We’ve all seen how successful internet giants have been at deploying artificial intelligence (AI). Now companies in many different sectors want to do the same. In this video, I’ll talk with Carola about the challenges many organizations in heavy-asset industries face when deploying AI in predictive maintenance. I’ll also let you know what you can do to be successful.
Below the video, you’ll get a summary of what we talked about.
What’s been my experience so far?
When I‘ve gone into organizations what I typically see is that they're on different stages of their journey to generating value from their data. A lot of efforts have been made in pilots and POCs (Proof of Concepts). Perhaps they’ve hired a team of data scientists to build models from their data. They might have had some success building these models making accurate and useful predictions. However, what I often see is that these models are still on the data scientists' laptop. They’re not in front of the decision-makers influencing their decisions in creating value.
Why is this happening?
On the technical side, the key issue is data accessibility. The data scientists don't have the data they need to build models that can scale to a level worth putting them in production. Then they have data sparsity. A lot of organizations in heavy-asset industries don't have that rich and varied dataset making it possible for them to build compelling models.
Data is generated on the assets and these assets generate huge amounts of time series data. Why don’t the data scientists actually have this data at their fingertips? It’s because industrial assets weren’t built with data science in mind. Data is captured and stored on the asset’s equipment in legacy system historians. This is because it’s too expensive to stream data through satellite connections, it’s not reliable and you might have security risks.
What’s the solution?
I’ll always ask this question before I come up with solutions: Are you in a position to tackle the data sparsity problem, or aren’t you? There are different solutions to both.

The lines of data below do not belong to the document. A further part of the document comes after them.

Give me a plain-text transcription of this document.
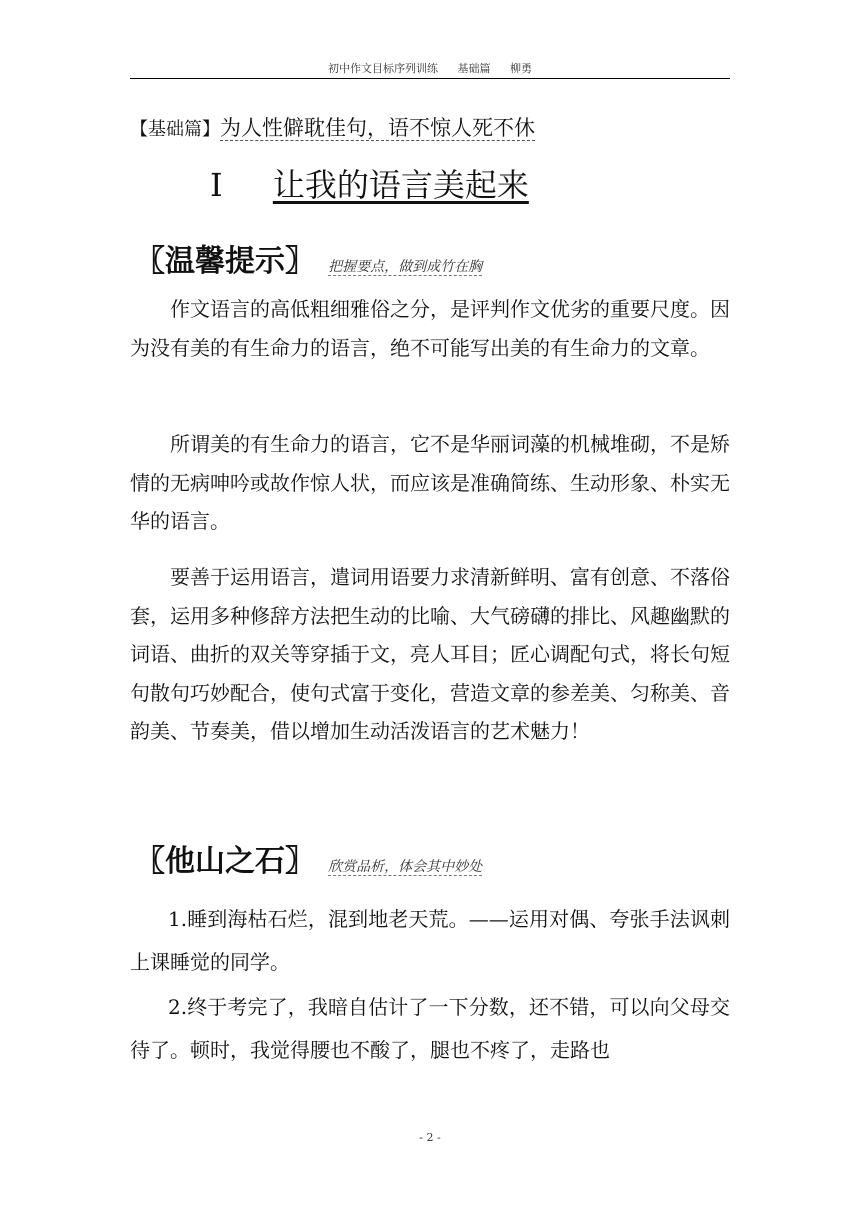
初中作文目标序列训练 基础篇 柳勇
【基础篇】为人性僻耽佳句，语不惊人死不休
I 让我的语言美起来
〖温馨提示〗 把握要点，做到成竹在胸

作文语言的高低粗细雅俗之分，是评判作文优劣的重要尺度。因为没有美的有生命力的语言，绝不可能写出美的有生命力的文章。

所谓美的有生命力的语言，它不是华丽词藻的机械堆砌，不是矫情的无病呻吟或故作惊人状，而应该是准确简练、生动形象、朴实无华的语言。

要善于运用语言，遣词用语要力求清新鲜明、富有创意、不落俗套，运用多种修辞方法把生动的比喻、大气磅礴的排比、风趣幽默的词语、曲折的双关等穿插于文，亮人耳目；匠心调配句式，将长句短句散句巧妙配合，使句式富于变化，营造文章的参差美、匀称美、音韵美、节奏美，借以增加生动活泼语言的艺术魅力！

〖他山之石〗 欣赏品析，体会其中妙处

1.睡到海枯石烂，混到地老天荒。——运用对偶、夸张手法讽刺上课睡觉的同学。

2.终于考完了，我暗自估计了一下分数，还不错，可以向父母交待了。顿时，我觉得腰也不酸了，腿也不疼了，走路也

- 2 -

1. You aren’t able to tackle data sparsity
Your data scientists or engineers have been given a fairly incomplete dataset. However, you do have a lot of people that actually know the equipment that you’re trying to model. In Arundo, we do the modeling at the equipment level - on pumps, generators, compressors, heat exchangers etc. These pieces of equipment might have around 5-40 sensors attached to them. If you combine these two, you’ll be able to understand the components physically and use the data generated from them.
My advice is to always start simple. Monitor the data coming off the assets. Stream the data, put it in an application and put it in front of the people that know and monitor the equipment. Then you can start cleaning and structuring your data. Do some simple threshold alerts and maybe later some anomaly detection. Generate data, capture how the operator is interacting with the application and feed it into another iteration.
Another thing you could potentially do is look at hybrid modeling techniques. There are two main ways to do advanced analytics:
- Theoretical analytical approach: Start with the underlying theory that describes your equipment and work towards the data.
- Purely data-driven approach: Take the dataset you have access to and use it to try to build a model describing the equipment.
If you don’t have a lot of data or your theoretical model doesn’t work in real life, you can combine these two into a hybrid model. Fill in the gaps with the other approach.
2. You’re able to tackle the data sparsity
If you’re on the business / corporate IT side, you potentially have the ability to tackle the data sparsity problem. Even though this is difficult, there are however some fairly simple-ish things you can do to start generating value. As mentioned, the data is often stranded from onshore. However, the data isn't necessarily stranded. This is because your operator is often co-located with your data. Instead of thinking about this purely as a cloud-based model, you can move the computation to the data. This is edge computing, where you run the computation where the data is generated on the asset.
Another thing you can do is make sure there’s a mechanism allowing a data scientist to put a model into an application and get that in front of the operator. The operator will then see and interact with the data and provide feedback to the data scientist. The data scientist can then adapt the model and put it back into the application. You’ll have a continuous cycle where the model is always in production.
What does success look like?
In my experience, what I’ve seen in organizations that have been most successful are those starting small and simple. Instead of having grand ambitions of building data lakes and hiring large teams of data scientists and building complicated models, they start small. Doing a simple model with just thresholds, just data streaming and putting the application in front of the decision-maker and getting their feedback to iterate. Once you’ve nailed the first use case and proved ROI you can expand to other use cases.